Anadolu'da Kurulan İlk Türk Devletleri

Anadolu'nun fethi sırasında, Malatya dolaylarında faaliyet gösteren Oğuz'un Çavuldur boyundan olduğu sanılan Çakan, İstanbul'da uzunca bir müddet kaldıktan sonra 1081'e doğru İzmir'e gelerek bir beylik kurmuştur.

Bizans İmparatorluğunun zayıf noktalarını iyi bilen Çaka, Foça'yı ve civarını aldıktan sonra 40 parça gemiden kurulu kuvvetli bir donanma yaptırarak Ege Denizi'nde Sakız, Midilli, Sisam, Rodos adalarını zapt etti ve Çanakkale'ye doğru ilerledi. Üzerine gönderilen Bizans donanmalarını birkaç kere mağlûp etti. İstanbul'u ele geçirip İmparator olmak istiyordu. 

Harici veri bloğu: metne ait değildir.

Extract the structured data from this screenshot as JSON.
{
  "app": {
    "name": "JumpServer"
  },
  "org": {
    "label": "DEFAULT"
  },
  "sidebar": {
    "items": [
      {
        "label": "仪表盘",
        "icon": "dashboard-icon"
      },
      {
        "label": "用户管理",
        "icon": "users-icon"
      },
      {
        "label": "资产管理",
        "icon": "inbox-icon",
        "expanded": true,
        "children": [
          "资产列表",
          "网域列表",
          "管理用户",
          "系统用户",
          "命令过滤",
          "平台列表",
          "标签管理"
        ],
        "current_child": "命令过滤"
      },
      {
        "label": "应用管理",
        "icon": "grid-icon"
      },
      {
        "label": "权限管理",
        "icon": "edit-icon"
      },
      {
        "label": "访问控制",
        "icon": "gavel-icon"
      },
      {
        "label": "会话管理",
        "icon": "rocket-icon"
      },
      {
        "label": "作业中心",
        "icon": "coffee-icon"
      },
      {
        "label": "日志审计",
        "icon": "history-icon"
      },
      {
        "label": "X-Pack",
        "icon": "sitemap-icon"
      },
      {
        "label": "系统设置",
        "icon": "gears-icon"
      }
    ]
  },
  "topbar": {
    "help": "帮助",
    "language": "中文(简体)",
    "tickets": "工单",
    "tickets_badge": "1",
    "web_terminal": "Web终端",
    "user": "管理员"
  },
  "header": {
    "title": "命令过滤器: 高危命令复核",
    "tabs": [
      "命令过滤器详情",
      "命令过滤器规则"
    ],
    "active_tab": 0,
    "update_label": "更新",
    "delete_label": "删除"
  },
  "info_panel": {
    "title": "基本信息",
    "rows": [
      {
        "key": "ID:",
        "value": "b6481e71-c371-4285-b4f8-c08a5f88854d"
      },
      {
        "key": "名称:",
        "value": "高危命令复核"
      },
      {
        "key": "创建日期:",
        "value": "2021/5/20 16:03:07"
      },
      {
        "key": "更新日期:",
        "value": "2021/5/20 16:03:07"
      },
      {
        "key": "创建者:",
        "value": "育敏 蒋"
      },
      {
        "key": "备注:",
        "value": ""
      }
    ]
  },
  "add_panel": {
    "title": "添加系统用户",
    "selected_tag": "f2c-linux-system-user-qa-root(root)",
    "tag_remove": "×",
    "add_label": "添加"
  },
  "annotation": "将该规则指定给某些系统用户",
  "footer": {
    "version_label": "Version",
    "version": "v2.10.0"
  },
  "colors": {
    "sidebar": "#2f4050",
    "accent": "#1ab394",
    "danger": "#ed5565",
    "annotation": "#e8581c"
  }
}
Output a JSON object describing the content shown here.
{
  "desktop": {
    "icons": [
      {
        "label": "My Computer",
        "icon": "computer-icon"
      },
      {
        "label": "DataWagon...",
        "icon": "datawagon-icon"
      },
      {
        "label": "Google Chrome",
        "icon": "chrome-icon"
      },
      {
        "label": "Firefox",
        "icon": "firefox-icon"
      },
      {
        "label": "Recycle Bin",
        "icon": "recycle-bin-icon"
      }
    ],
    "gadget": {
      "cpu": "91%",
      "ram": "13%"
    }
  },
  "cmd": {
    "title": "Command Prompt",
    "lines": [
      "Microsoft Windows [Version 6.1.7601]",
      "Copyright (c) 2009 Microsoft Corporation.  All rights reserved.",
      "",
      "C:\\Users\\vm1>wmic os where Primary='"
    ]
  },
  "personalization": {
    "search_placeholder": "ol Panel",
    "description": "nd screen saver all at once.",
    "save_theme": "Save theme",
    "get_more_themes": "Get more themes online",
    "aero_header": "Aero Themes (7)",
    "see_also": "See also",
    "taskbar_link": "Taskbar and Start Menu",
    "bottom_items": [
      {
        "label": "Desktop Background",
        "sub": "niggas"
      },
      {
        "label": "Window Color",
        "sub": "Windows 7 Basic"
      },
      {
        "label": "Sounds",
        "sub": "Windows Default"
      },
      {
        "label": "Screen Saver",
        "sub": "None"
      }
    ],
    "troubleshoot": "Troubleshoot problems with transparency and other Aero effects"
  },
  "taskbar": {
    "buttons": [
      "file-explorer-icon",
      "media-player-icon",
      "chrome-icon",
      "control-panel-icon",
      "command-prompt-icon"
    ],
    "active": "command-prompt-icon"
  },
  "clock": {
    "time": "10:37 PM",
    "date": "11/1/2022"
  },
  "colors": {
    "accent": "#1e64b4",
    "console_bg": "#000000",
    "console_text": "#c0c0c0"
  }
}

Kara kuvveti kâfi gelmediği için, Balkanlar üzerinden Trakya'ya doğru ilerleyen Peçenek Türkleri ile işbirliği yaptı. Onlar karadan İstanbul'u baskı altına alırken Çakan Bey de denizden hücuma geçecek ve Bizans başkenti düşürülecekti. Fakat plân başarıya ulaşamadı. Çünkü, İmparator Aleksios Komnenos, Tuna boyundaki Kuman Türkleri'ni Peçenekler üzerine saldırtmış ve aralarında cereyan eden, Meriç kıyısındaki Lebonium Savaşı (Nisan 1091)'nda Peçenekler ağır mağlûbiyete uğramışlardı.

İzmir Beyi Çakan, Selçuklu Sultanı Kılıç Arslan I. tarafından ortadan kaldırıldı (1097). Yine bu sıralarda Efes bölgesinde de çok küçük bir Türkmen beyliği daha görülmektedir ki, başında Tanrıvermiş Bey bulunuyordu.
Bu beyliğe, Ermenşahlar Beyliği, Sökmenliler Beyliği de denir. Sultan Melikşah'ın amcasının oğlu olan Kutbeddin İsmail, 1080 yılında Azerbaycan genel valiliğine tayin edilmişti. Kutbeddin İsmail'in kumandanlarından olan Sökmen, Büyük Selçuklu sultanı Melikşâh'ın amcası Yâkûtî'nin oğlu olan Kutbeddîn İsmâ'il'in gulâmı (yardımcı-hizmetli) idi. Kısa zamanda kendini göstermiş ve süratle yükselerek kumandan olmuştur. Adâleti ve iyiliği ile şöhret kazanan Sökmen, Mervânîlerden Ahlat'ta hâkim olan emîrin halka kötü davranması sonucu bu şehre davet edildi. Sökmen askerleri ile Ahlat'a gelerek, şehri teslim aldı. Burada bir hükümet yani beylik kurdu. Aileye de bundan sonra Ahlat Şahları (Ahlatşahlar) ve Ermenşahlar denildi.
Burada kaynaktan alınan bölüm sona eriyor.